Attested in 14th century; from the 13th century Old French equite, from Latin aequitas (uniformity; impartiality; fairness). Doublet of equality.

PronunciationEdit

    • (file)
  • (US) IPA(key): /ˈɛk.wɪ.ti/

NounEdit

equity (countable and uncountable, plural equities)

  1. Fairness, impartiality, or justice as determined in light of "natural law" or "natural right".
  2. (law) Various related senses originating with the Court of Chancery in late Medieval England
    1. (law) The power of a court of law having extra-statutory discretion, to decide legal matters and to provide legal relief apart from, though not in violation of, the prevailing legal code; in some cases, a court "sitting in equity" may provide relief to a complainant should the code be found either inapplicable or insufficient to do so.
      • 1800, Lloyd Kenyon, 1st Baron Kenyon in Mayor, &c. of Southampton v. Graves (1800), 8 T. R. 592.
        A Court of equity knows its own province.
      • 1851, Edward Sugden, 1st Baron St Leonards in Birch v. Joy (1851), 3 H. L. C. 598:
        "A Court of equity interposes only according to conscience."
      • 1848-55, Thomas Babington Macaulay, History of England, Chapter IX:
        Equity had been gradually shaping itself into a refined science which no human faculties could master without long and intense application.
    2. (law) A right which accrues to a party in a transaction because of the nature of the transaction itself, and which is exercisable upon a change of circumstances or conditions; in other words, an equitable claim.
      • 1999, In Re Fitzgerald, 237 B.R. 252, 261 (Bkrtcy.
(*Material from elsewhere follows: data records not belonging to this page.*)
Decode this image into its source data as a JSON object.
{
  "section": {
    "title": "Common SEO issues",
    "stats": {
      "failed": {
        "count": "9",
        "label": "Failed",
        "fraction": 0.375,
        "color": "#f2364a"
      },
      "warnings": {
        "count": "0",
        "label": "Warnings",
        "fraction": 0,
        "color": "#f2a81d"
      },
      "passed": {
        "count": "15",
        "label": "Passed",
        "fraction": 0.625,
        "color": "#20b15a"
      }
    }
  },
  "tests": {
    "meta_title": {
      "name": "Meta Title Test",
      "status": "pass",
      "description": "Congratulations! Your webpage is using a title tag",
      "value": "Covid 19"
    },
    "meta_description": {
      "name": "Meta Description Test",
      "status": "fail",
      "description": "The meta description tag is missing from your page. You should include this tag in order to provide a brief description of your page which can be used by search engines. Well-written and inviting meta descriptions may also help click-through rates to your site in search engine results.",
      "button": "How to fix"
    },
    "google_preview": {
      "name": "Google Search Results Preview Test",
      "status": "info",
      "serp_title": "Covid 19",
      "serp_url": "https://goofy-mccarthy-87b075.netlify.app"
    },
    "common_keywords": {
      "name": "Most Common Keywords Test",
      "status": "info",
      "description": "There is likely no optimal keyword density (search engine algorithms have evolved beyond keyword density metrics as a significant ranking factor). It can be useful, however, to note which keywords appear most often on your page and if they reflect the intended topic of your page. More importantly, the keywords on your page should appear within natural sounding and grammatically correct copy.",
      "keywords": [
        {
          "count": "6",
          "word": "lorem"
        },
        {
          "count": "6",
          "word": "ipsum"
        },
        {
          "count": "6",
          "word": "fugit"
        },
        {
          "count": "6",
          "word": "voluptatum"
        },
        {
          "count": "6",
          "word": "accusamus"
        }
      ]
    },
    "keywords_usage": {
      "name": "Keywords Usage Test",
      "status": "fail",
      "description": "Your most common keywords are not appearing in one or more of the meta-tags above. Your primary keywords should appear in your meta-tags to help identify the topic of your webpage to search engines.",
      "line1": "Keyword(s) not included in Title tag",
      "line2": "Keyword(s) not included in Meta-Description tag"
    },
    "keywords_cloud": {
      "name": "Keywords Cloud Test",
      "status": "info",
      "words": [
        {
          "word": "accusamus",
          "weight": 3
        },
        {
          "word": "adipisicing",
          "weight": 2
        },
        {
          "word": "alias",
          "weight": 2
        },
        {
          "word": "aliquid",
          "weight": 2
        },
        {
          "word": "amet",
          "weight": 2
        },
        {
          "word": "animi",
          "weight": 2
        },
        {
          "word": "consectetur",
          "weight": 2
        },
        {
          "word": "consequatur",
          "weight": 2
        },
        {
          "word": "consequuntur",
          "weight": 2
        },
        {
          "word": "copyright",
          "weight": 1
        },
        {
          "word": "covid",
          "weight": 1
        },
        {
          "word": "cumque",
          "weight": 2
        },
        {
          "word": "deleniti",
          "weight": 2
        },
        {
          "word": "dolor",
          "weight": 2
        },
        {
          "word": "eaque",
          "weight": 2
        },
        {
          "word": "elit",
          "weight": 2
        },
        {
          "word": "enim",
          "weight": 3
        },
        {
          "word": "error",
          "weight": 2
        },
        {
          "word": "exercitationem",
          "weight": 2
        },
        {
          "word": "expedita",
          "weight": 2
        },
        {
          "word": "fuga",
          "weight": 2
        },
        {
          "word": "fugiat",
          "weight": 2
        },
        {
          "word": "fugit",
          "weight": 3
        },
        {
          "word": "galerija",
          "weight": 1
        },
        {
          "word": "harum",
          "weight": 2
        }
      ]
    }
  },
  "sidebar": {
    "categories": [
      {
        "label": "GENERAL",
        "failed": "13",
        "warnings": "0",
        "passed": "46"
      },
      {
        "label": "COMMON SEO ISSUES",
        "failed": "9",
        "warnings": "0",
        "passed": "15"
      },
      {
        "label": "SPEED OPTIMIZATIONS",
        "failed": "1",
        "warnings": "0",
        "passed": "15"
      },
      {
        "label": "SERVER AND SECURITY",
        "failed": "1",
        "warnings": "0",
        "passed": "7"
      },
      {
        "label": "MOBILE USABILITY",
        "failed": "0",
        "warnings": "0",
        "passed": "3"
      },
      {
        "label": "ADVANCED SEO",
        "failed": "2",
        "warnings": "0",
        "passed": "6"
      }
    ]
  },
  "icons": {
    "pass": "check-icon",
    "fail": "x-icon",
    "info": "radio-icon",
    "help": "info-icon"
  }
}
D.Conn. 1999):
        "...the mortgagor retains ‘equitable title’ or the ‘equity of redemption’….The equity of redemption permits the mortgagor to regain legal title to the mortgaged property upon satisfying the conditions of the mortgage..."
      • 1826, James Kent, Commentaries on American Law
        The wife's equity does not, according to the adjudged cases, attach, except upon that part of her personal property in action which the husband cannot acquire without the assistance of a court of equity
    3. (law, England) The body of law which was developed in the English Court of Chancery, which Court had extra-statutory discretion, and is now administered alongside the common law of Britain.
  3. (finance) Various senses related to net value
    1. (law, finance) Value of property minus liens or other encumbrances.
      I have a lot of equity in my house.
    2. (business) Ownership, especially in terms of net monetary value of some business.
      • 2013 June 22, “Engineers of a different kind”, in The Economist, volume 407, number 8841, page 70:
        Private-equity nabobs bristle at being dubbed mere financiers. Piling debt onto companies’ balance-sheets is only a small part of what leveraged buy-outs are about, they insist. Improving the workings of the businesses they take over is just as core to their calling, if not more so. Much of their pleading is public-relations bluster.
    3. (accounting) Ownership interest in a company as determined by subtracting liabilities from assets.
    4. (poker) A player's expected share of the pot.
  4. (nonstandard) Equality
    • 2020 July 22, Ben Bradley, “Low-income Families: Equity of Opportunity”, in parliamentary debates (House of Commons)‎[1], column 2139:
      What steps the Government are taking to help ensure equity of opportunity for people from low-income families.